"That has nothing to do with the bad news," I added on the phone to my wife, "but it might soften the blow ..."
Earlier I got a call at work from Bonusbarn around midday. Praise the Lord that made us for sixth form timetables and free periods.
"Minor problem. We've got a leak."
"Oh, crud. Where?"
"Water's coming through the ceiling into the living room. Should I move some stuff out?"
"Is that water I can hear behind you?"
"I'm coming home."
It could have been so much worse ...
The gauchos refitting the kitchen in the flat above (which traditionally provides us with entertainment of this kind) had capped a pipe which then uncapped itself. Their foreman lamented, "I only left them alone for a couple of minutes!" But it mostly dripped down the walls of the living room or through a few fracture zones in the plaster, like the light fittings: the sound I could hear was it dripping into the buckets that Bonusbarn had already put in place. It had avoided the TV and the computer altogether. The sofas got wet, but not catastrophically; ditto the carpet, but it's a rug rather than fitted with waterproof wood-effect vinyl beneath, so we could lift it up. Tomorrow the penitent foreman delivers a dehumidifier and that should undo 95% of the damage.

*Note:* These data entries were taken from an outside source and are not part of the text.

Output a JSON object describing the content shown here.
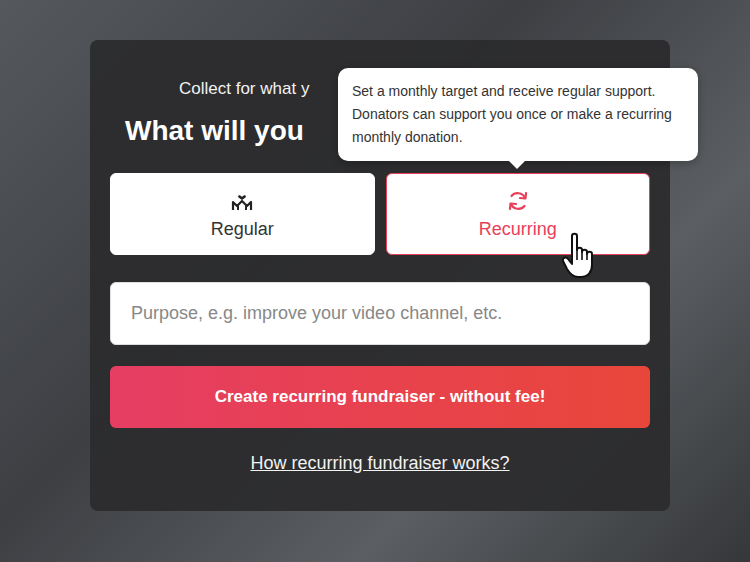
{
  "header": {
    "subtitle": "Collect for what y",
    "title": "What will you"
  },
  "tooltip": {
    "text": "Set a monthly target and receive regular support. Donators can support you once or make a recurring monthly donation."
  },
  "types": [
    {
      "label": "Regular",
      "kind": "regular",
      "selected": false
    },
    {
      "label": "Recurring",
      "kind": "recurring",
      "selected": true
    }
  ],
  "purpose": {
    "placeholder": "Purpose, e.g. improve your video channel, etc."
  },
  "submit": "Create recurring fundraiser - without fee!",
  "link": "How recurring fundraiser works?"
}
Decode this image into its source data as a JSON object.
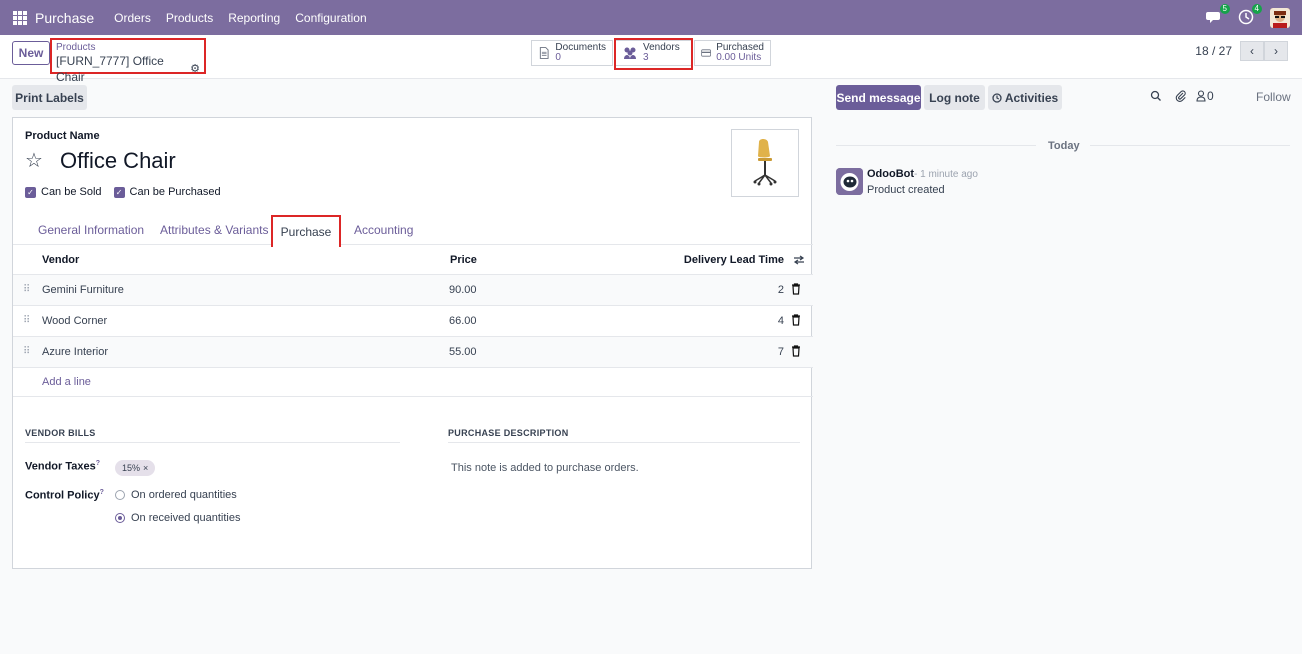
{
  "navbar": {
    "app_name": "Purchase",
    "menu": [
      "Orders",
      "Products",
      "Reporting",
      "Configuration"
    ],
    "messages_count": "5",
    "activities_count": "4"
  },
  "control_panel": {
    "new_label": "New",
    "breadcrumb_parent": "Products",
    "breadcrumb_current": "[FURN_7777] Office Chair",
    "smart_buttons": [
      {
        "label": "Documents",
        "value": "0"
      },
      {
        "label": "Vendors",
        "value": "3"
      },
      {
        "label": "Purchased",
        "value": "0.00 Units"
      }
    ],
    "pager": "18 / 27"
  },
  "toolbar": {
    "print_labels": "Print Labels"
  },
  "form": {
    "product_name_label": "Product Name",
    "product_name": "Office Chair",
    "can_be_sold": "Can be Sold",
    "can_be_purchased": "Can be Purchased",
    "tabs": [
      "General Information",
      "Attributes & Variants",
      "Purchase",
      "Accounting"
    ],
    "active_tab": "Purchase",
    "vendor_table": {
      "headers": {
        "vendor": "Vendor",
        "price": "Price",
        "lead_time": "Delivery Lead Time"
      },
      "rows": [
        {
          "vendor": "Gemini Furniture",
          "price": "90.00",
          "lead_time": "2"
        },
        {
          "vendor": "Wood Corner",
          "price": "66.00",
          "lead_time": "4"
        },
        {
          "vendor": "Azure Interior",
          "price": "55.00",
          "lead_time": "7"
        }
      ],
      "add_line": "Add a line"
    },
    "vendor_bills_title": "VENDOR BILLS",
    "vendor_taxes_label": "Vendor Taxes",
    "vendor_taxes_tag": "15%",
    "control_policy_label": "Control Policy",
    "control_policy_options": [
      "On ordered quantities",
      "On received quantities"
    ],
    "purchase_description_title": "PURCHASE DESCRIPTION",
    "purchase_description_text": "This note is added to purchase orders."
  },
  "chatter": {
    "send_message": "Send message",
    "log_note": "Log note",
    "activities": "Activities",
    "followers_count": "0",
    "follow": "Follow",
    "date_separator": "Today",
    "message": {
      "author": "OdooBot",
      "time": "- 1 minute ago",
      "body": "Product created"
    }
  },
  "colors": {
    "brand": "#7c6d9f",
    "accent": "#6b5d99",
    "highlight": "#dc2626"
  }
}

The lightswitch was buzzing so I've removed the fuse for the main lights, and until the room is dehumidified we're existing on lights that plug into sockets. We still have hot water and the shower. What effect this has had on the book collection ... well, I'm resigned to that. If anything got wet it's nothing that can't be replaced.
And the biggest plus of all is the calm and sensible way Bonusbarn acted on his own. If he's ever faced with a structural failure in his future home, he'll find it much less terrifying with this experience under his belt. The boy done good.